Vadhia Lidyana - detikFinance
Rabu, 16 Okt 2019 08:22 WIB
Medsos PNS Dikekang, Ada Gejala Neo Orba?
Foto: Agung Pambudhy
Jakarta - Badan Kepegawaian Negara (BKN) kembali mengingatkan Aparatur Sipil Negara (ASN) tentang regulasi yang mengatur sikap ASN dalam menyampaikan pendapatnya di media sosial. Regulasi tersebut dibuat dalam Surat Edaran BKN kepada Pejabat Pembina Kepegawaian (PPK) tentang Pencegahan Potensi Gangguan Ketertiban dalam Pelaksanaan Tugas dan Fungsi PNS yang terbit Mei 2018 lalu.
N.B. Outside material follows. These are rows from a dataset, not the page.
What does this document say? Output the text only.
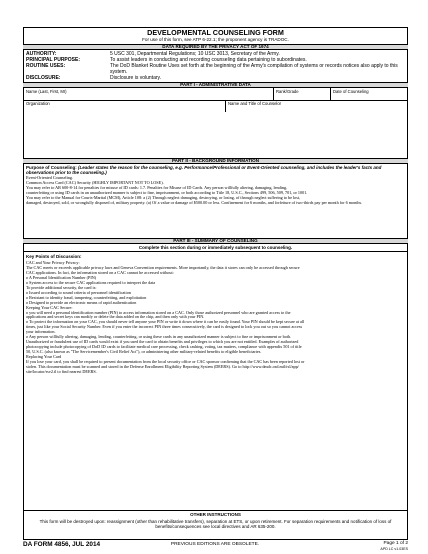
DEVELOPMENTAL COUNSELING FORM
For use of this form, see ATP 6-22.1; the proponent agency is TRADOC.
DATA REQUIRED BY THE PRIVACY ACT OF 1974
AUTHORITY:	5 USC 301, Departmental Regulations; 10 USC 3013, Secretary of the Army.
PRINCIPAL PURPOSE:	To assist leaders in conducting and recording counseling data pertaining to subordinates.
ROUTINE USES:	The DoD Blanket Routine Uses set forth at the beginning of the Army's compilation of systems or records notices also apply to this system.
DISCLOSURE:	Disclosure is voluntary.
PART I - ADMINISTRATIVE DATA
Name (Last, First, MI)	Rank/Grade	Date of Counseling
Organization	Name and Title of Counselor
PART II - BACKGROUND INFORMATION
Purpose of Counseling: (Leader states the reason for the counseling, e.g. Performance/Professional or Event-Oriented counseling, and includes the leader's facts and observations prior to the counseling.)
Event-Oriented Counseling.
Common Access Card (CAC) Security (HIGHLY IMPORTANT NOT TO LOSE).
You may refer to AR 600-8-14 for penalties for misuse of ID cards: 1.7. Penalties for Misuse of ID Cards. Any person willfully altering, damaging, lending,
counterfeiting or using ID cards in an unauthorized manner is subject to fine, imprisonment, or both according to Title 18, U.S.C., Sections 499, 506, 509, 701, or 1001.
You may refer to the Manual for Courts-Martial (MCM), Article 108: a (2) Through neglect damaging, destroying, or losing, of through neglect suffering to be lost,
damaged, destroyed, sold, or wrongfully disposed of, military property. (a) Of a value or damage of $500.00 or less. Confinement for 6 months, and forfeiture of two-thirds pay per month for 6 months.
PART III - SUMMARY OF COUNSELING
Complete this section during or immediately subsequent to counseling.
Key Points of Discussion:
CAC and Your Privacy Privacy:
The CAC meets or exceeds applicable privacy laws and Geneva Convention requirements. More importantly, the data it stores can only be accessed through secure
CAC applications. In fact, the information stored on a CAC cannot be accessed without:
o A Personal Identification Number (PIN)
o System access to the secure CAC applications required to interpret the data
To provide additional security, the card is:
o Issued according to sound criteria of personnel identification
o Resistant to identity fraud, tampering, counterfeiting, and exploitation
o Designed to provide an electronic means of rapid authentication
Keeping Your CAC Secure:
o you will need a personal identification number (PIN) to access information stored on a CAC. Only those authorized personnel who are granted access to the
applications and secret keys can modify or delete the data added on the chip, and then only with your PIN.
o To protect the information on your CAC, you should never tell anyone your PIN or write it down where it can be easily found. Your PIN should be kept secure at all
times, just like your Social Security Number. Even if you enter the incorrect PIN three times consecutively, the card is designed to lock you out so you cannot access
your information.
o Any person willfully altering, damaging, lending, counterfeiting, or using these cards in any unauthorized manner is subject to fine or imprisonment or both.
Unauthorized or fraudulent use of ID cards would exist if you used the card to obtain benefits and privileges to which you are not entitled. Examples of authorized
photocopying include photocopying of DoD ID cards to facilitate medical care processing, check cashing, voting, tax matters, compliance with appendix 501 of title
50, U.S.C. (also known as "The Servicemember's Civil Relief Act"), or administering other military-related benefits to eligible beneficiaries.
Replacing Your Card
If you lose your card, you shall be required to present documentation from the local security office or CAC sponsor confirming that the CAC has been reported lost or
stolen. This documentation must be scanned and stored in the Defense Enrollment Eligibility Reporting System (DEERS). Go to http://www.dmdc.osd.mil/rsl/app/
site/locator/rsv2.tl to find nearest DEERS.
OTHER INSTRUCTIONS
This form will be destroyed upon: reassignment (other than rehabilitative transfers), separation at ETS, or upon retirement. For separation requirements and notification of loss of benefits/consequences see local directives and AR 635-200.
DA FORM 4856, JUL 2014	PREVIOUS EDITIONS ARE OBSOLETE.	Page 1 of 2
APD LC v1.03ES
Sejalan dengan edaran tersebut, BKN juga membuka layanan pengaduan ASN via media sosial BKN. Lalu, tercatat 990 laporan ketidaknetralan ASN yang disampaikan ke Komisi Aparatur Sipi Negara (KASN) untuk ditindaklanjuti bersama dengan PPK masing-masing instansi pusat dan daerah.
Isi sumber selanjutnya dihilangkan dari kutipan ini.